Most routine inspections result in minor failings being found and this is normally dealt with by a report which asks for the deficiencies to addressed within a certain timescale. More serious cases however may warrant that immediate action is taken to reduce the risk to building occupants. In some cases the buildings may be closed or the use of the building restricted because of a deemed risk to public and building occupant's safety.

Inspectors also have powers investigate the commission of an offence, and where a person or organisation is suspected of committing an offence which has specifically put persons at imminent risk of injury or death those persons or organisations are usually prosecuted.

All suspects are cautioned and invited to attend a "PACE Interview". A PACE interview is a taped interview, under the provisions of Code E issued under the Police and Criminal Evidence Act 1984, where suspects are placed under caution and asked questions pertinent to the investigation. Transcripts of the interview can then be used in court.

====Enforcing authorities====
Different organisations enforce fire safety legislation depending on the nature of the premises. They are defined as "Enforcing Authorities", and are:

1. A fire and rescue authority. They enforce all premises within their area, with the exception of any premises that fall within the scope of the following enforcing authorities.
2. The Health and Safety Executive (HSE) are the enforcing authority for the following premises:
- premises licensed under section 1 of the Nuclear Installations Act 1965 (except for Crown premises)
- a Royal Navy ship under repair, construction, or conversion by any person other than the master or crew of that ship.
- a construction site or building under reconstruction as a whole (note; if the premises is partly occupied, the enforcing authority will default to another applicable enforcing authority).
3. The fire service maintained by the Secretary of Defence (the MOD Fire Service) for all armed forces premises except Royal Navy ships as mentioned above.
4. A local authority for sports stadia/stands
5. A fire inspector, for any premises which are owned or occupied by the Crown.

Note: There is a distinct difference between an "inspector" and a "fire inspector".

1. "Inspector" is a person appointed by one of the first four authorities listed above, and are appointed to enable that authority (as an entity) to discharge its duties under the order. Therefore, any 'notice' issued by an inspector on a premises, is done so in the name of that authority.

2. Although in law a "fire inspector" is a person appointed directly by the secretary of state to enforce fire safety standards in Crown premises and is as such a person appointed as an 'enforcing authority' in their own right, the term fire inspector refers more widely to any inspector who enforces fire safety legislation.

==Role==

===Background===
Most fire safety inspectors are uniformed officers and are professional firefighters who have transferred from front line service into the Fire Safety Department of the Fire & Rescue Service in which they work. Most Inspectors are of Watch Commander / Watch Manager rank or above.

Some Fire & Rescue Services employ inspectors who have not had firefighting experience, but instead have experience in Fire Safety related fields in employment outside of the Fire Service.

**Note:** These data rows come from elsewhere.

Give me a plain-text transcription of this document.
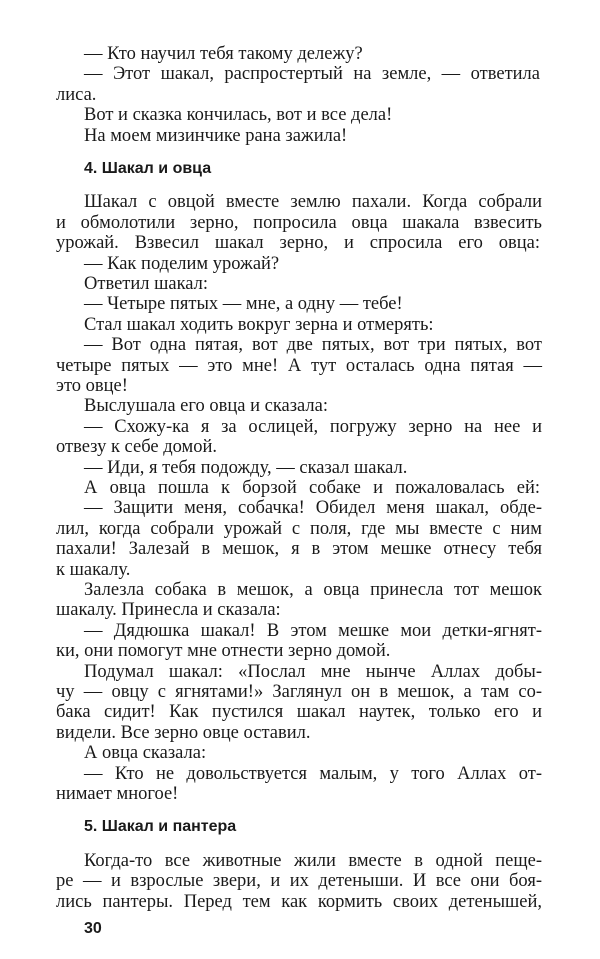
— Кто научил тебя такому дележу?

— Этот шакал, распростертый на земле, — ответила

лиса.

Вот и сказка кончилась, вот и все дела!

На моем мизинчике рана зажила!

4. Шакал и овца

Шакал с овцой вместе землю пахали. Когда собрали

и обмолотили зерно, попросила овца шакала взвесить

урожай. Взвесил шакал зерно, и спросила его овца:

— Как поделим урожай?

Ответил шакал:

— Четыре пятых — мне, а одну — тебе!

Стал шакал ходить вокруг зерна и отмерять:

— Вот одна пятая, вот две пятых, вот три пятых, вот

четыре пятых — это мне! А тут осталась одна пятая —

это овце!

Выслушала его овца и сказала:

— Схожу-ка я за ослицей, погружу зерно на нее и

отвезу к себе домой.

— Иди, я тебя подожду, — сказал шакал.

А овца пошла к борзой собаке и пожаловалась ей:

— Защити меня, собачка! Обидел меня шакал, обде-

лил, когда собрали урожай с поля, где мы вместе с ним

пахали! Залезай в мешок, я в этом мешке отнесу тебя

к шакалу.

Залезла собака в мешок, а овца принесла тот мешок

шакалу. Принесла и сказала:

— Дядюшка шакал! В этом мешке мои детки-ягнят-

ки, они помогут мне отнести зерно домой.

Подумал шакал: «Послал мне нынче Аллах добы-

чу — овцу с ягнятами!» Заглянул он в мешок, а там со-

бака сидит! Как пустился шакал наутек, только его и

видели. Все зерно овце оставил.

А овца сказала:

— Кто не довольствуется малым, у того Аллах от-

нимает многое!

5. Шакал и пантера

30

Когда-то все животные жили вместе в одной пеще-

ре — и взрослые звери, и их детеныши. И все они боя-

лись пантеры. Перед тем как кормить своих детенышей,
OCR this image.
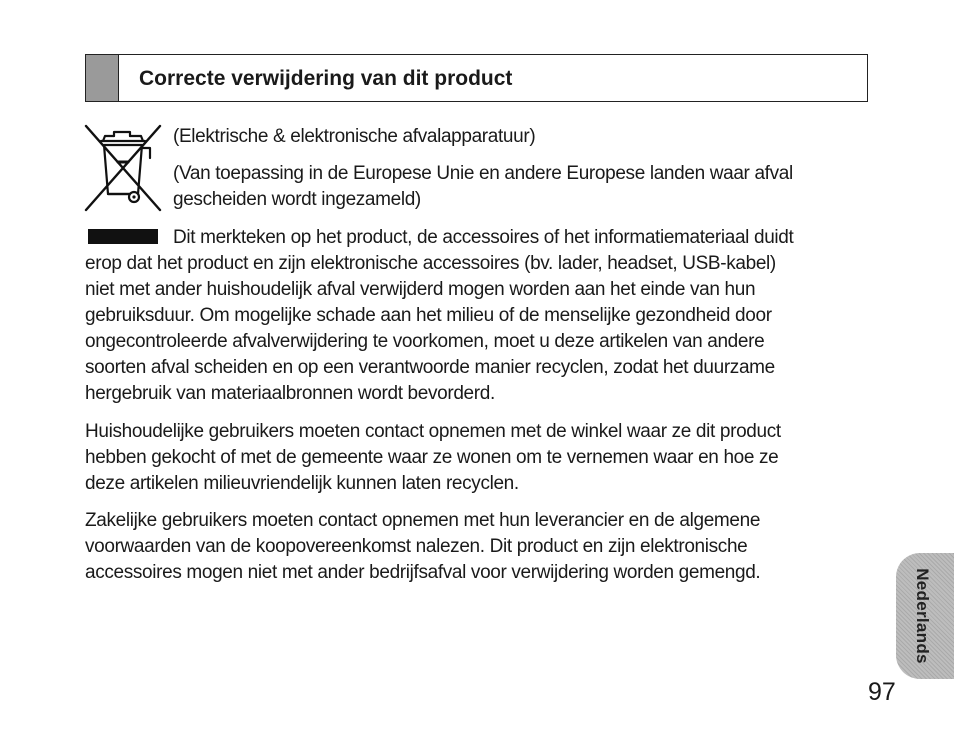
Correcte verwijdering van dit product
(Elektrische & elektronische afvalapparatuur)
(Van toepassing in de Europese Unie en andere Europese landen waar afval
gescheiden wordt ingezameld)
Dit merkteken op het product, de accessoires of het informatiemateriaal duidt
erop dat het product en zijn elektronische accessoires (bv. lader, headset, USB-kabel)
niet met ander huishoudelijk afval verwijderd mogen worden aan het einde van hun
gebruiksduur. Om mogelijke schade aan het milieu of de menselijke gezondheid door
ongecontroleerde afvalverwijdering te voorkomen, moet u deze artikelen van andere
soorten afval scheiden en op een verantwoorde manier recyclen, zodat het duurzame
hergebruik van materiaalbronnen wordt bevorderd.
Huishoudelijke gebruikers moeten contact opnemen met de winkel waar ze dit product
hebben gekocht of met de gemeente waar ze wonen om te vernemen waar en hoe ze
deze artikelen milieuvriendelijk kunnen laten recyclen.
Zakelijke gebruikers moeten contact opnemen met hun leverancier en de algemene
voorwaarden van de koopovereenkomst nalezen. Dit product en zijn elektronische
accessoires mogen niet met ander bedrijfsafval voor verwijdering worden gemengd.	Nederlands
97
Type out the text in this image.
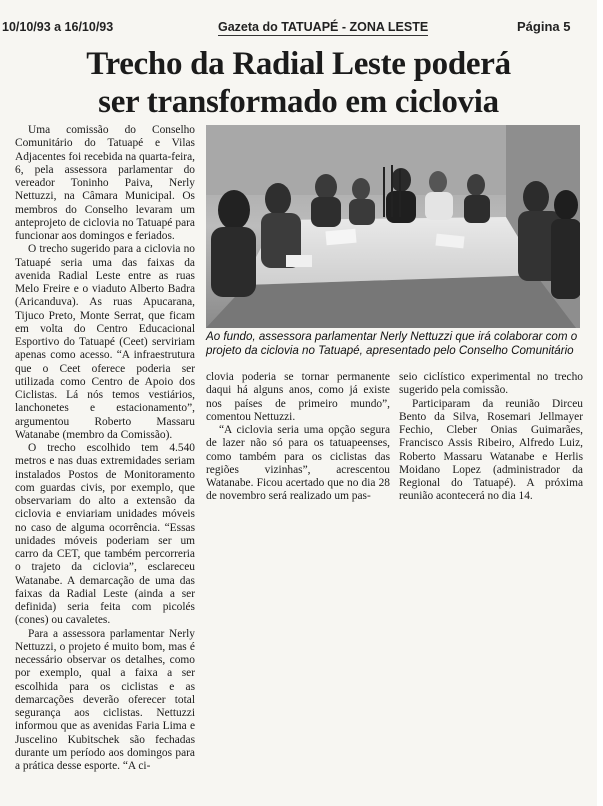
10/10/93 a 16/10/93	Gazeta do TATUAPÉ - ZONA LESTE	Página 5
Trecho da Radial Leste poderá
ser transformado em ciclovia

Uma comissão do Conselho Comunitário do Tatuapé e Vilas Adjacentes foi recebida na quarta-feira, 6, pela assessora parlamentar do vereador Toninho Paiva, Nerly Nettuzzi, na Câmara Municipal. Os membros do Conselho levaram um anteprojeto de ciclovia no Tatuapé para funcionar aos domingos e feriados.

O trecho sugerido para a ciclovia no Tatuapé seria uma das faixas da avenida Radial Leste entre as ruas Melo Freire e o viaduto Alberto Badra (Aricanduva). As ruas Apucarana, Tijuco Preto, Monte Serrat, que ficam em volta do Centro Educacional Esportivo do Tatuapé (Ceet) serviriam apenas como acesso. “A infraestrutura que o Ceet oferece poderia ser utilizada como Centro de Apoio dos Ciclistas. Lá nós temos vestiários, lanchonetes e estacionamento”, argumentou Roberto Massaru Watanabe (membro da Comissão).

O trecho escolhido tem 4.540 metros e nas duas extremidades seriam instalados Postos de Monitoramento com guardas civis, por exemplo, que observariam do alto a extensão da ciclovia e enviariam unidades móveis no caso de alguma ocorrência. “Essas unidades móveis poderiam ser um carro da CET, que também percorreria o trajeto da ciclovia”, esclareceu Watanabe. A demarcação de uma das faixas da Radial Leste (ainda a ser definida) seria feita com picolés (cones) ou cavaletes.

Para a assessora parlamentar Nerly Nettuzzi, o projeto é muito bom, mas é necessário observar os detalhes, como por exemplo, qual a faixa a ser escolhida para os ciclistas e as demarcações deverão oferecer total segurança aos ciclistas. Nettuzzi informou que as avenidas Faria Lima e Juscelino Kubitschek são fechadas durante um período aos domingos para a prática desse esporte. “A ci-

Ao fundo, assessora parlamentar Nerly Nettuzzi que irá colaborar com o projeto da ciclovia no Tatuapé, apresentado pelo Conselho Comunitário

clovia poderia se tornar permanente daqui há alguns anos, como já existe nos países de primeiro mundo”, comentou Nettuzzi.

“A ciclovia seria uma opção segura de lazer não só para os tatuapeenses, como também para os ciclistas das regiões vizinhas”, acrescentou Watanabe. Ficou acertado que no dia 28 de novembro será realizado um pas-

seio ciclístico experimental no trecho sugerido pela comissão.

Participaram da reunião Dirceu Bento da Silva, Rosemari Jellmayer Fechio, Cleber Onias Guimarães, Francisco Assis Ribeiro, Alfredo Luiz, Roberto Massaru Watanabe e Herlis Moidano Lopez (administrador da Regional do Tatuapé). A próxima reunião acontecerá no dia 14.
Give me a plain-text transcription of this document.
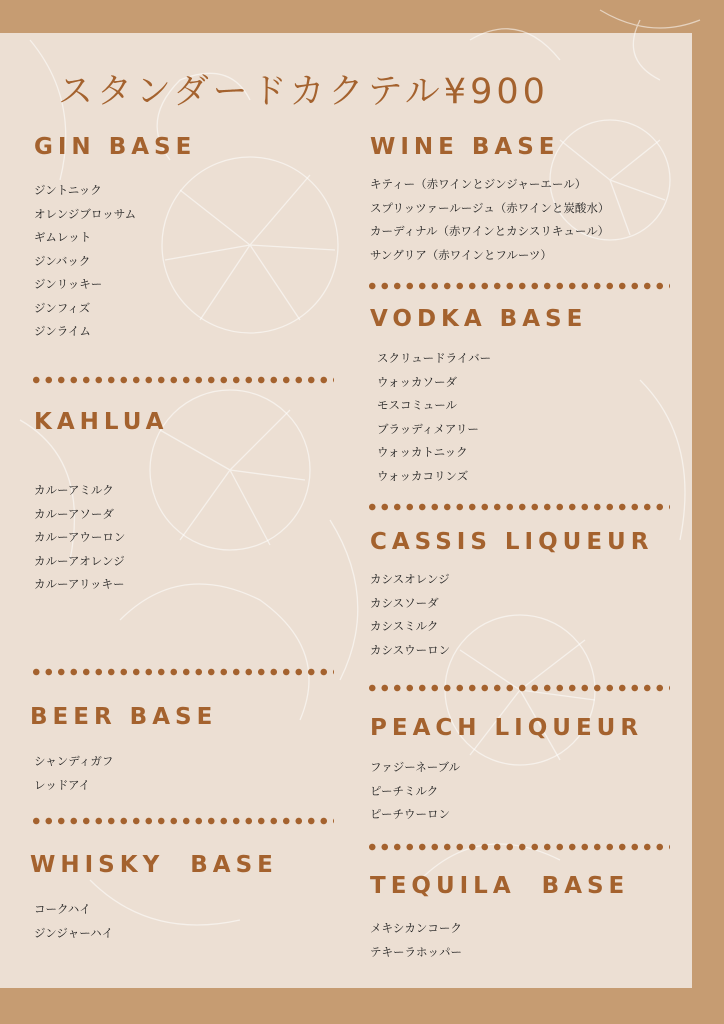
スタンダードカクテル¥900
GIN BASE
ジントニック
オレンジブロッサム
ギムレット
ジンバック
ジンリッキー
ジンフィズ
ジンライム
KAHLUA
カルーアミルク
カルーアソーダ
カルーアウーロン
カルーアオレンジ
カルーアリッキー
BEER BASE
シャンディガフ
レッドアイ
WHISKY  BASE
コークハイ
ジンジャーハイ
WINE BASE
キティー（赤ワインとジンジャーエール）
スプリッツァールージュ（赤ワインと炭酸水）
カーディナル（赤ワインとカシスリキュール）
サングリア（赤ワインとフルーツ）
VODKA BASE
スクリュードライバー
ウォッカソーダ
モスコミュール
ブラッディメアリー
ウォッカトニック
ウォッカコリンズ
CASSIS LIQUEUR
カシスオレンジ
カシスソーダ
カシスミルク
カシスウーロン
PEACH LIQUEUR
ファジーネーブル
ピーチミルク
ピーチウーロン
TEQUILA  BASE
メキシカンコーク
テキーラホッパー
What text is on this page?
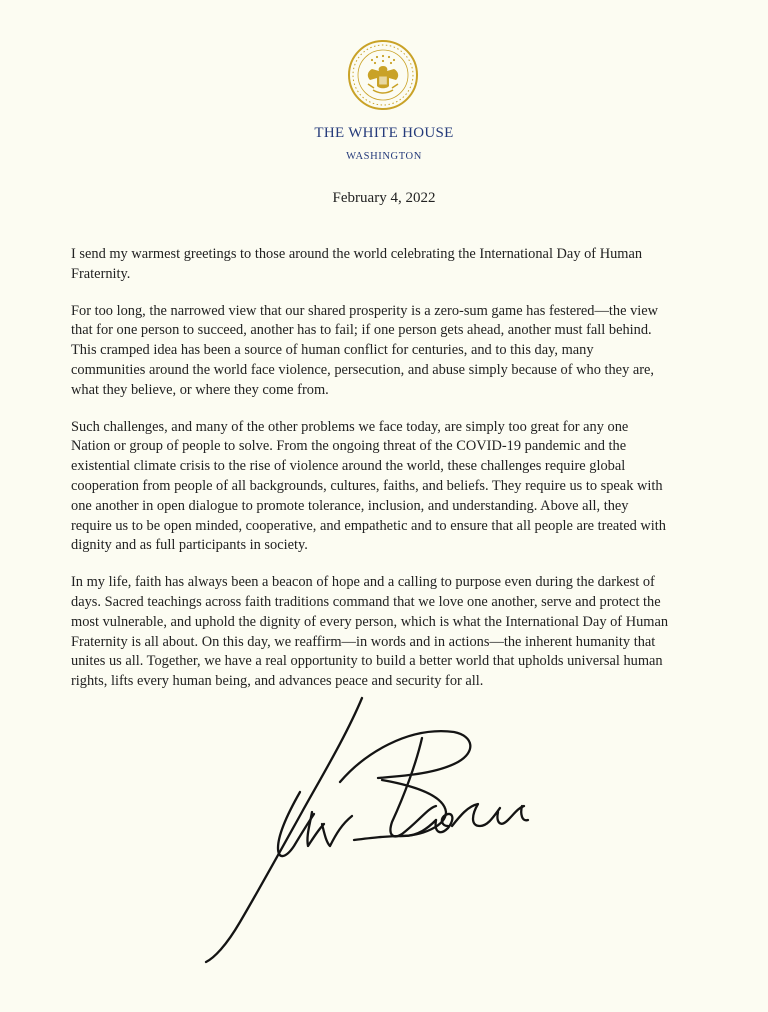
THE WHITE HOUSE
WASHINGTON
February 4, 2022

I send my warmest greetings to those around the world celebrating the International Day of Human Fraternity.

For too long, the narrowed view that our shared prosperity is a zero-sum game has festered—the view that for one person to succeed, another has to fail; if one person gets ahead, another must fall behind. This cramped idea has been a source of human conflict for centuries, and to this day, many communities around the world face violence, persecution, and abuse simply because of who they are, what they believe, or where they come from.

Such challenges, and many of the other problems we face today, are simply too great for any one Nation or group of people to solve. From the ongoing threat of the COVID-19 pandemic and the existential climate crisis to the rise of violence around the world, these challenges require global cooperation from people of all backgrounds, cultures, faiths, and beliefs. They require us to speak with one another in open dialogue to promote tolerance, inclusion, and understanding. Above all, they require us to be open minded, cooperative, and empathetic and to ensure that all people are treated with dignity and as full participants in society.

In my life, faith has always been a beacon of hope and a calling to purpose even during the darkest of days. Sacred teachings across faith traditions command that we love one another, serve and protect the most vulnerable, and uphold the dignity of every person, which is what the International Day of Human Fraternity is all about. On this day, we reaffirm—in words and in actions—the inherent humanity that unites us all. Together, we have a real opportunity to build a better world that upholds universal human rights, lifts every human being, and advances peace and security for all.
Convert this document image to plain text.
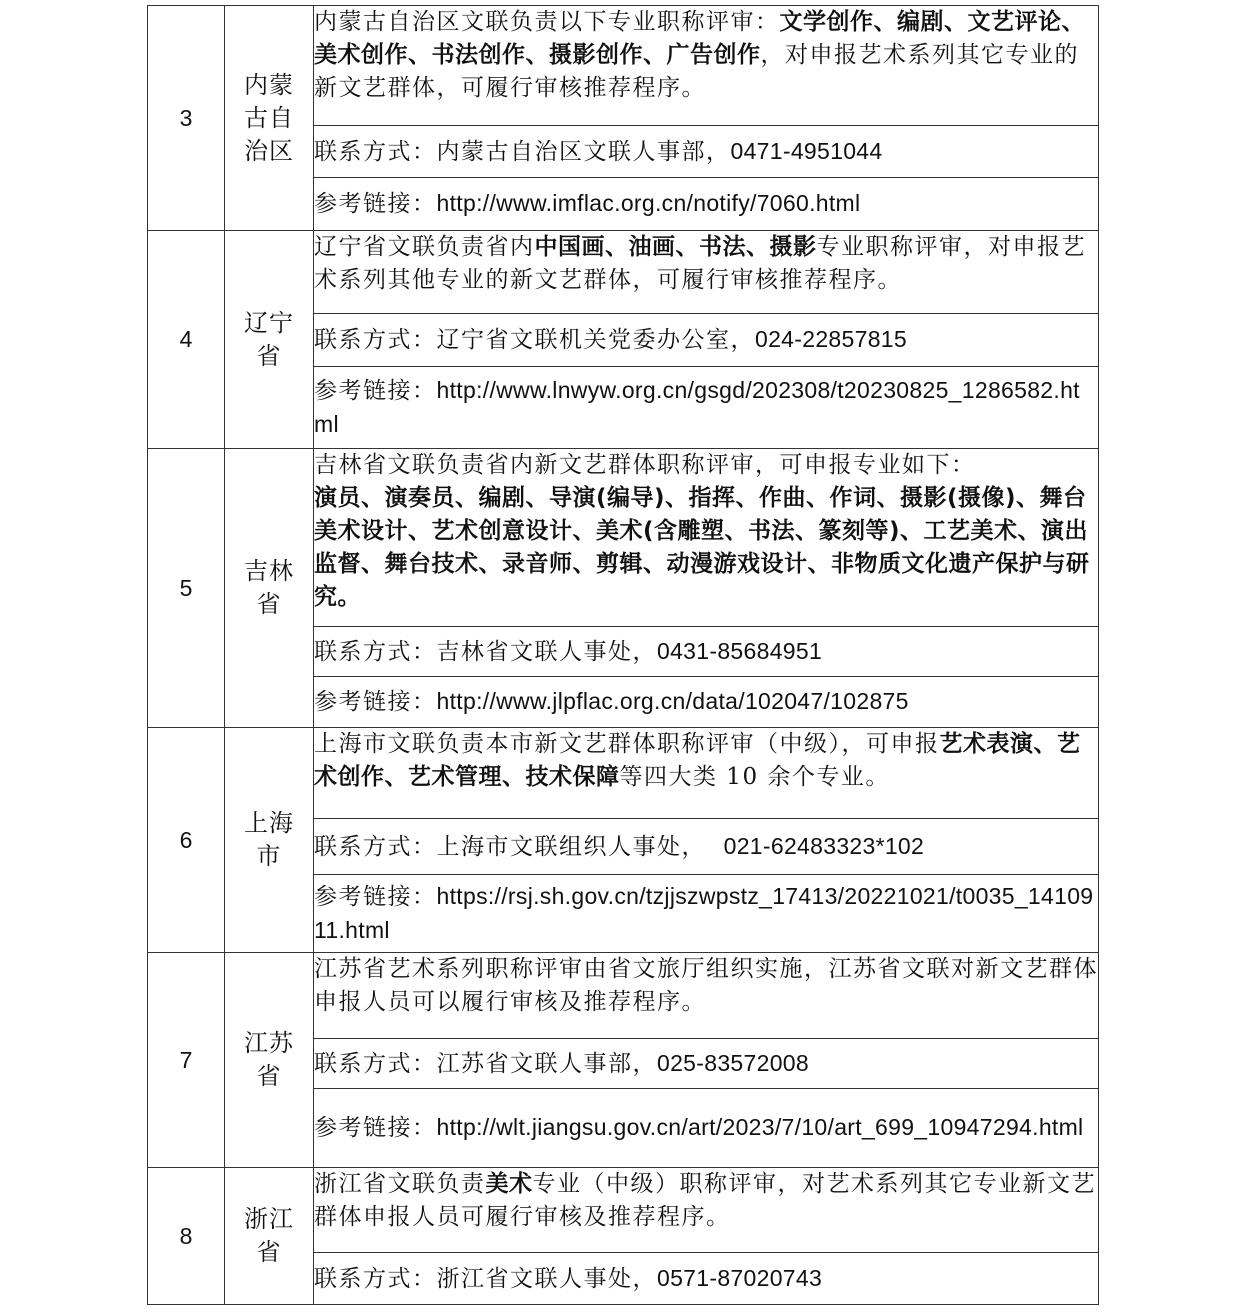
3	内蒙古自治区	内蒙古自治区文联负责以下专业职称评审：文学创作、编剧、文艺评论、美术创作、书法创作、摄影创作、广告创作，对申报艺术系列其它专业的新文艺群体，可履行审核推荐程序。
		联系方式：内蒙古自治区文联人事部，0471-4951044
		参考链接：http://www.imflac.org.cn/notify/7060.html
4	辽宁省	辽宁省文联负责省内中国画、油画、书法、摄影专业职称评审，对申报艺术系列其他专业的新文艺群体，可履行审核推荐程序。
		联系方式：辽宁省文联机关党委办公室，024-22857815
		参考链接：http://www.lnwyw.org.cn/gsgd/202308/t20230825_1286582.html
5	吉林省	吉林省文联负责省内新文艺群体职称评审，可申报专业如下：
演员、演奏员、编剧、导演(编导)、指挥、作曲、作词、摄影(摄像)、舞台美术设计、艺术创意设计、美术(含雕塑、书法、篆刻等)、工艺美术、演出监督、舞台技术、录音师、剪辑、动漫游戏设计、非物质文化遗产保护与研究。
		联系方式：吉林省文联人事处，0431-85684951
		参考链接：http://www.jlpflac.org.cn/data/102047/102875
6	上海市	上海市文联负责本市新文艺群体职称评审（中级），可申报艺术表演、艺术创作、艺术管理、技术保障等四大类 10 余个专业。
		联系方式：上海市文联组织人事处， 021-62483323*102
		参考链接：https://rsj.sh.gov.cn/tzjjszwpstz_17413/20221021/t0035_1410911.html
7	江苏省	江苏省艺术系列职称评审由省文旅厅组织实施，江苏省文联对新文艺群体申报人员可以履行审核及推荐程序。
		联系方式：江苏省文联人事部，025-83572008
		参考链接：http://wlt.jiangsu.gov.cn/art/2023/7/10/art_699_10947294.html
8	浙江省	浙江省文联负责美术专业（中级）职称评审，对艺术系列其它专业新文艺群体申报人员可履行审核及推荐程序。
		联系方式：浙江省文联人事处，0571-87020743
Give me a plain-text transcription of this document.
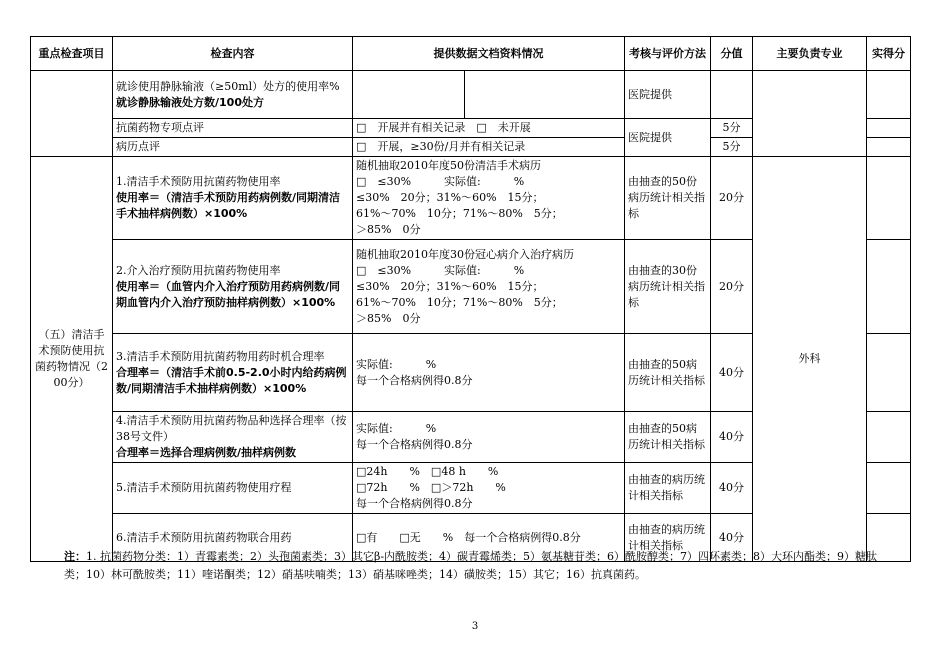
重点检查项目	检查内容	提供数据文档资料情况		考核与评价方法	分值	主要负责专业	实得分

	就诊使用静脉输液（≥50ml）处方的使用率%
就诊静脉输液处方数/100处方			医院提供			
	抗菌药物专项点评	□　开展并有相关记录　□　未开展		医院提供	5分		
	病历点评	□　开展，≥30份/月并有相关记录			5分		
（五）清洁手术预防使用抗菌药物情况（200分）	1.清洁手术预防用抗菌药物使用率
使用率＝（清洁手术预防用药病例数/同期清洁手术抽样病例数）×100%	随机抽取2010年度50份清洁手术病历
□　≤30%　　　实际值:　　　%
≤30%　20分；31%～60%　15分；
61%～70%　10分；71%～80%　5分；
＞85%　0分		由抽查的50份病历统计相关指标	20分	外科	

	2.介入治疗预防用抗菌药物使用率
使用率＝（血管内介入治疗预防用药病例数/同期血管内介入治疗预防抽样病例数）×100%	随机抽取2010年度30份冠心病介入治疗病历
□　≤30%　　　实际值:　　　%
≤30%　20分；31%～60%　15分；
61%～70%　10分；71%～80%　5分；
＞85%　0分		由抽查的30份病历统计相关指标	20分		

	3.清洁手术预防用抗菌药物用药时机合理率
合理率＝（清洁手术前0.5-2.0小时内给药病例数/同期清洁手术抽样病例数）×100%	实际值:　　　%
每一个合格病例得0.8分		由抽查的50病历统计相关指标	40分		

	4.清洁手术预防用抗菌药物品种选择合理率（按38号文件）
合理率＝选择合理病例数/抽样病例数	实际值:　　　%
每一个合格病例得0.8分		由抽查的50病历统计相关指标	40分		
	5.清洁手术预防用抗菌药物使用疗程	□24h　　%　□48 h　　%
□72h　　%　□＞72h　　%
每一个合格病例得0.8分		由抽查的病历统计相关指标	40分		
	6.清洁手术预防用抗菌药物联合用药	□有　　□无　　%　每一个合格病例得0.8分		由抽查的病历统计相关指标	40分		
注：1. 抗菌药物分类：1）青霉素类；2）头孢菌素类；3）其它β-内酰胺类；4）碳青霉烯类；5）氨基糖苷类；6）酰胺醇类；7）四环素类；8）大环内酯类；9）糖肽类；10）林可酰胺类；11）喹诺酮类；12）硝基呋喃类；13）硝基咪唑类；14）磺胺类；15）其它；16）抗真菌药。
3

For example, in the Western Australian fire authorities' Built Environment Branch (AKA Fire Safety Branch), none of their Fire Safety Officers have transferred from that agency's operational fire fighter ranks. They are career specialist operatives with extensive fire technology skills and qualifications.

===Confusion over the role with fire investigators===
Fire safety inspectors undertake criminal investigations. They do not however investigate how a fire may have started. Whilst the cause of a fire may be pivotal to any criminal proceedings taken by Inspectors the actual job of establishing the cause of the fire is often very technical and requires the expert knowledge of a fire investigator.

A fire investigator however has no powers to enforce legislation, so their role is to provide evidence for Fire Inspectors to take forward.